Adelson later built China's first Las Vegas-style casino on the island of Macau, the center of a massive Asian gambling market – featuring a half-scale copy of the Eiffel Tower. Adelson’s vision continued to expand and in 2010 he opened the Marina Bay Sands in Singapore at a cost of $5.5 billion – the third-most expensive building in the world.

The spectacular Marina Bay Sands in Singapore is known as the “most-Instagrammed hotel in the world.”

In 2014, Adelson was named to CNBC's list of transformational business "leaders, icons and rebels… who have had the greatest influence, sparked the biggest changes, and caused the most disruption in business over the past quarter century."

Adelson explained his philosophy of entrepreneurship: “Businesses are like buses. You stand on a corner and you don’t like where the first bus is going? Wait ten minutes and take another. Don’t like that one? They’ll just keep coming. There’s no end to buses or businesses.”

Once, when his business holdings suffered a 93 percent drop in value, Adelson said: "So I lost $25 billion. I started out with zero... [There is] no such thing as fear, not to an entrepreneur.” He described an entrepreneur as possessing “courage, faith in yourself, and above all, even when you fail, to learn from failure and get up and try again.” (Within two years, Adelson’s business had recovered.)

I never thought about becoming wealthy. What really motivated me was to try to accomplish something.

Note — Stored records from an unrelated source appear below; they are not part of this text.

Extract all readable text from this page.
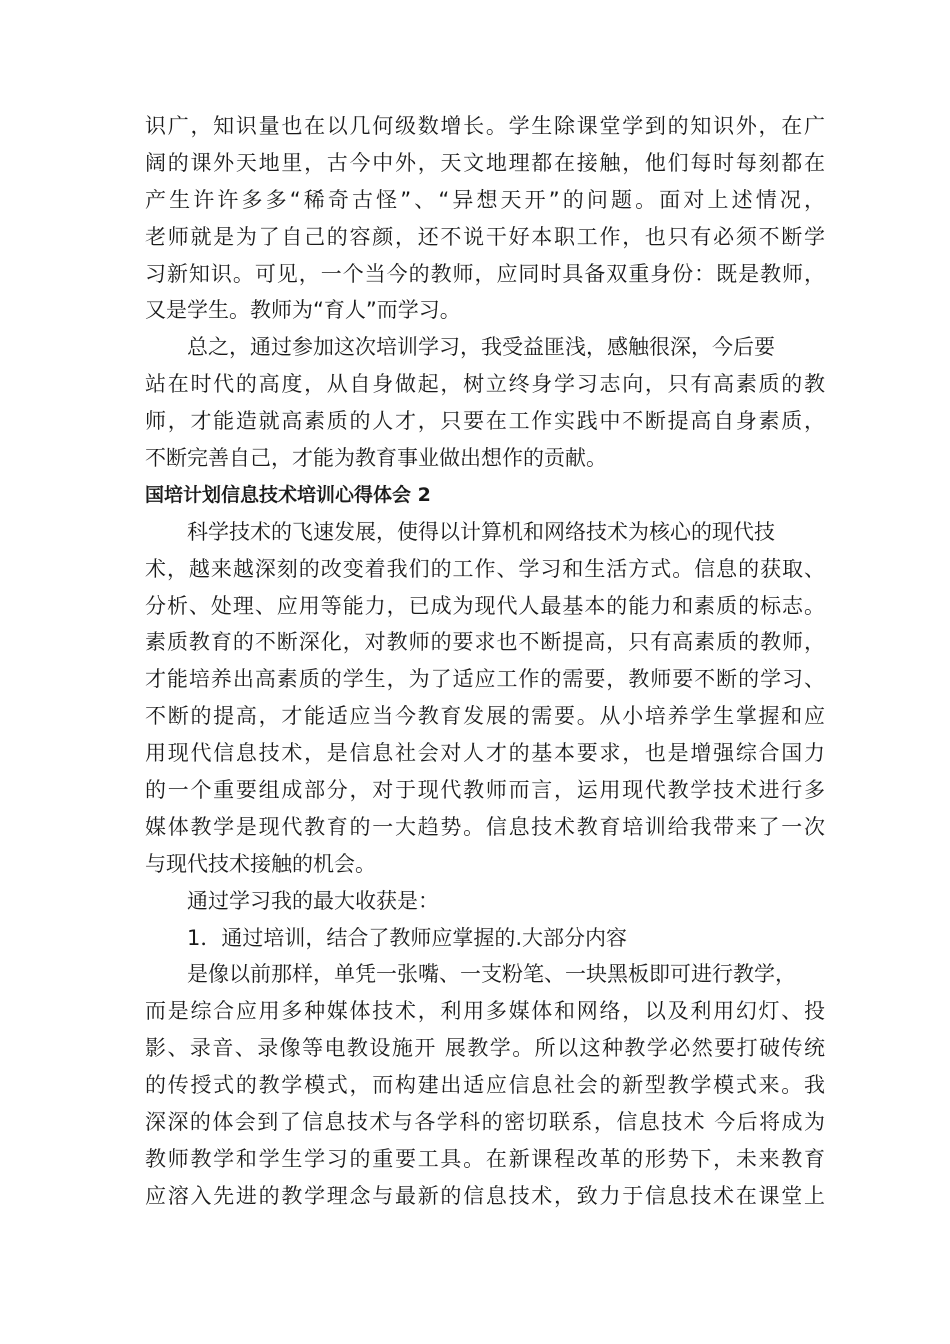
识广，知识量也在以几何级数增长。学生除课堂学到的知识外，在广
阔的课外天地里，古今中外，天文地理都在接触，他们每时每刻都在
产生许许多多“稀奇古怪”、“异想天开”的问题。面对上述情况，
老师就是为了自己的容颜，还不说干好本职工作，也只有必须不断学
习新知识。可见，一个当今的教师，应同时具备双重身份：既是教师，
又是学生。教师为“育人”而学习。
总之，通过参加这次培训学习，我受益匪浅，感触很深，今后要
站在时代的高度，从自身做起，树立终身学习志向，只有高素质的教
师，才能造就高素质的人才，只要在工作实践中不断提高自身素质，
不断完善自己，才能为教育事业做出想作的贡献。
国培计划信息技术培训心得体会 2
科学技术的飞速发展，使得以计算机和网络技术为核心的现代技
术，越来越深刻的改变着我们的工作、学习和生活方式。信息的获取、
分析、处理、应用等能力，已成为现代人最基本的能力和素质的标志。
素质教育的不断深化，对教师的要求也不断提高，只有高素质的教师，
才能培养出高素质的学生，为了适应工作的需要，教师要不断的学习、
不断的提高，才能适应当今教育发展的需要。从小培养学生掌握和应
用现代信息技术，是信息社会对人才的基本要求，也是增强综合国力
的一个重要组成部分，对于现代教师而言，运用现代教学技术进行多
媒体教学是现代教育的一大趋势。信息技术教育培训给我带来了一次
与现代技术接触的机会。
通过学习我的最大收获是：
1．通过培训，结合了教师应掌握的.大部分内容
是像以前那样，单凭一张嘴、一支粉笔、一块黑板即可进行教学，
而是综合应用多种媒体技术，利用多媒体和网络，以及利用幻灯、投
影、录音、录像等电教设施开 展教学。所以这种教学必然要打破传统
的传授式的教学模式，而构建出适应信息社会的新型教学模式来。我
深深的体会到了信息技术与各学科的密切联系，信息技术 今后将成为
教师教学和学生学习的重要工具。在新课程改革的形势下，未来教育
应溶入先进的教学理念与最新的信息技术，致力于信息技术在课堂上
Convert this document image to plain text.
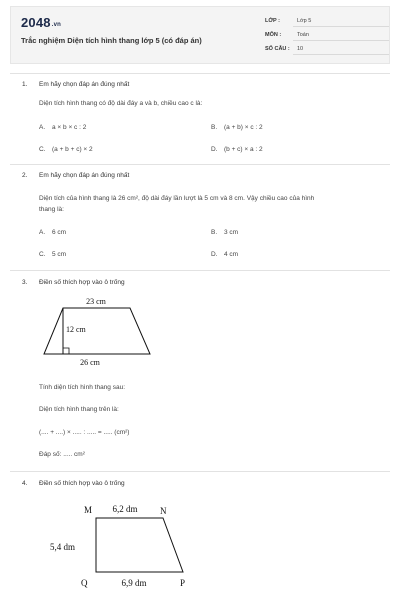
2048.vn
Trắc nghiệm Diện tích hình thang lớp 5 (có đáp án)
LỚP :	Lớp 5
MÔN :	Toán
SỐ CÂU : 10
1. Em hãy chọn đáp án đúng nhất
Diện tích hình thang có độ dài đáy a và b, chiều cao c là:
A. a × b × c : 2	B. (a + b) × c : 2
C. (a + b + c) × 2	D. (b + c) × a : 2
2. Em hãy chọn đáp án đúng nhất
Diện tích của hình thang là 26 cm², độ dài đáy lần lượt là 5 cm và 8 cm. Vậy chiều cao của hình
thang là:
A. 6 cm	B. 3 cm
C. 5 cm	D. 4 cm
3. Điền số thích hợp vào ô trống
23 cm
12 cm
26 cm
Tính diện tích hình thang sau:
Diện tích hình thang trên là:
(.... + ....) × ..... : ..... = ..... (cm²)
Đáp số: ..... cm²
4. Điền số thích hợp vào ô trống
M	N
Q	P
6,2 dm
5,4 dm
6,9 dm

Despite great financial success, Adelson claimed not to be motivated by money. “I never thought about becoming wealthy,” he said. “It never crossed my mind. What really motivated me was to try to accomplish something.”

Adelson’s gift of $70 million to Birthright – in honor of Israel’s 70th anniversary – solidified his leading position in Jewish philanthropy. “Before Israel was founded, my father always said he wished there was a place where Jewish people could live. He always wanted to go, but by the time I could send him, he was too old and too sick. I don’t want any kid to say they were too old or too sick to visit Israel.”

Over the centuries, great philanthropists like Rothschild and Montefiore have dedicated themselves to meeting the critical needs of the Jewish people. In our generation, Sheldon Adelson carried that tradition proudly. May his memory be blessed.